After several decades of intellectual labor invested in the Tannenbaum debate—a long and exhausting controversy well summarized in the first part of Alejandro de la Fuente’s article—I am wary at the prospect of opening a new round of this “many-headed-hydra” debate. Aside from the conceptual limitations of the (overly ambitious) thesis and the reins it can impose on fresh formulations of research agendas, there are other reasons why it may be wise to put Tannenbaum to rest. His thesis is burdened with a series of charged subtexts that surreptitiously make their way into the discussion and inflect the terms of the debate. Some of these subtexts carry long (and polemical) histories behind them that are difficult to obliterate.

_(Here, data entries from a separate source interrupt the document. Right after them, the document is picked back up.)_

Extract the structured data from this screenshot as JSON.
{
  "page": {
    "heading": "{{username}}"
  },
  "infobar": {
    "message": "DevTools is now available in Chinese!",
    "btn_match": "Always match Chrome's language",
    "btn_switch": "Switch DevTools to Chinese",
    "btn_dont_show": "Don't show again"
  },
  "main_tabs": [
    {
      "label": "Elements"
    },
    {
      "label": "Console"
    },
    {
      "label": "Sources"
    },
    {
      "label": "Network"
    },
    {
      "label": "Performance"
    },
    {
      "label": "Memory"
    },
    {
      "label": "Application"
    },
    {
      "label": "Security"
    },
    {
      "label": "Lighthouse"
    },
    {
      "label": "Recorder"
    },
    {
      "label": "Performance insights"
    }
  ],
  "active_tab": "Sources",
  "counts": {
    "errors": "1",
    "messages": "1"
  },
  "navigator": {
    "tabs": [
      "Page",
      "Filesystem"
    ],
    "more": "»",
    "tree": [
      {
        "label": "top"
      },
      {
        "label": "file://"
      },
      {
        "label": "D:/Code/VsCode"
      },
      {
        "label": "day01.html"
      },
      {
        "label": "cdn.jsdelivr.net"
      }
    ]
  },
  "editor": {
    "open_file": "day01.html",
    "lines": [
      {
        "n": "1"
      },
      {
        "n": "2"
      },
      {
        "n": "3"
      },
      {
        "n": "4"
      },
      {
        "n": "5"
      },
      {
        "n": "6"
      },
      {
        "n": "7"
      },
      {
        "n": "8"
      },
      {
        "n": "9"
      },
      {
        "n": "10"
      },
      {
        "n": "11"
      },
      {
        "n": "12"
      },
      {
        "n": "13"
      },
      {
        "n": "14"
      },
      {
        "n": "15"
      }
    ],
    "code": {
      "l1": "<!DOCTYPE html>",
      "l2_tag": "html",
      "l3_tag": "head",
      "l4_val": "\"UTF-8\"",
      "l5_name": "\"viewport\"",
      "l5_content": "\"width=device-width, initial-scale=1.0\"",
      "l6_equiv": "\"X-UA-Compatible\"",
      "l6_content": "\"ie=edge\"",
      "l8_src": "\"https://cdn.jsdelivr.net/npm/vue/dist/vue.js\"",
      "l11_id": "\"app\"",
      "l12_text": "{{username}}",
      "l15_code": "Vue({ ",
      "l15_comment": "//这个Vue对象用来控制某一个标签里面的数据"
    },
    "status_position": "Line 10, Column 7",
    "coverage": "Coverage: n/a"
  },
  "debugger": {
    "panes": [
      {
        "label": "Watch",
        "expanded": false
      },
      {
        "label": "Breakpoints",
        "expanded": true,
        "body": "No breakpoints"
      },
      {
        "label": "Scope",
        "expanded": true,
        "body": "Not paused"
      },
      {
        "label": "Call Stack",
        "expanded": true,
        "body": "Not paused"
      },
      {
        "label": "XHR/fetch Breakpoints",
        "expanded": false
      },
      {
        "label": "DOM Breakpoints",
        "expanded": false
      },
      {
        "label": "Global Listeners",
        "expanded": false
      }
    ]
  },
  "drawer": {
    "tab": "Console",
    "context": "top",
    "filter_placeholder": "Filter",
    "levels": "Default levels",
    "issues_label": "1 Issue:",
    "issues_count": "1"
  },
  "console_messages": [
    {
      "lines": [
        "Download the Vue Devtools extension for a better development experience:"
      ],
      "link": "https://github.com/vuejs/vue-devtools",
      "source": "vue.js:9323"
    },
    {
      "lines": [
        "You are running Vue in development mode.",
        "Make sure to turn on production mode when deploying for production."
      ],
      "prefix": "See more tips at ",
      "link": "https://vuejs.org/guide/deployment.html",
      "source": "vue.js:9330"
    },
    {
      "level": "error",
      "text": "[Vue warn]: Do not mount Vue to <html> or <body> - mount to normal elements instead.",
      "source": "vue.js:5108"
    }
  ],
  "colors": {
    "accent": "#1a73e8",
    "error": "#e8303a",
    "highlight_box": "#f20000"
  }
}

To be sure, the debate around Tannenbaum’s thesis is still enacted in historiography survey courses as an exercise—or ritual—in keeping alive the memory of the discipline’s concerns and conversations in the past, but its utility to structure present and future research is highly questionable. The all too common trend has been to recycle arguments along predictable lines—or with endless qualifications—plugging in ever new (or not so new) localities and case studies. De la Fuente’s (hereafter DLF) article tends to fall into this pattern. While tantalizing us with the prospect of an in-depth examination of slaves’ claims-making and their access to colonial legal culture, a promising new topic rich in possibilities of its own, the article fails to pursue in any sustained way this engaging venue of inquiry. I found only a handful of references to slaves’ use of the law and the judicial system to negotiate claims and, for the most part, these cases are simply deployed to prove that “some” slaves did make use of the judicial system. Instead, by inscribing his work within the Tannenbaum paradigm, the author feels compelled to follow Tannenbaum’s protocols of argumentation and spends most of the empirical section in the article falling back into standard questions and deploying the usual kind of evidence on behalf of Tannenbaum’s scholarly cause. Did ancient peninsular slave law apply to colonial Cuba? Did slaves partake of the sacraments in this locality? Were they baptized? Did they marry by the Church? Did manumissions take place in Cuba (or in some main urban regions)? What kind of manumissions were they? I want to avoid the trap of critiquing the article by engaging in the usual terms of the debate, as the empirical evidence applies to the “Cuban case” or a particular geographic and chronological location therein. (Even if I tried to refute any empirical point or, more important, the claims made regarding its significance, there would always be yet another piece of evidence to make the case for the thesis or a new qualification to save it.) In my own recent work on royal slavery in early colonial Cuba I avoided this and other quagmires related to the Tannenbaum paradigm by working outside its (confining) framework even though my case study provided a classic occasion to engage or “test” the thesis (yet once more).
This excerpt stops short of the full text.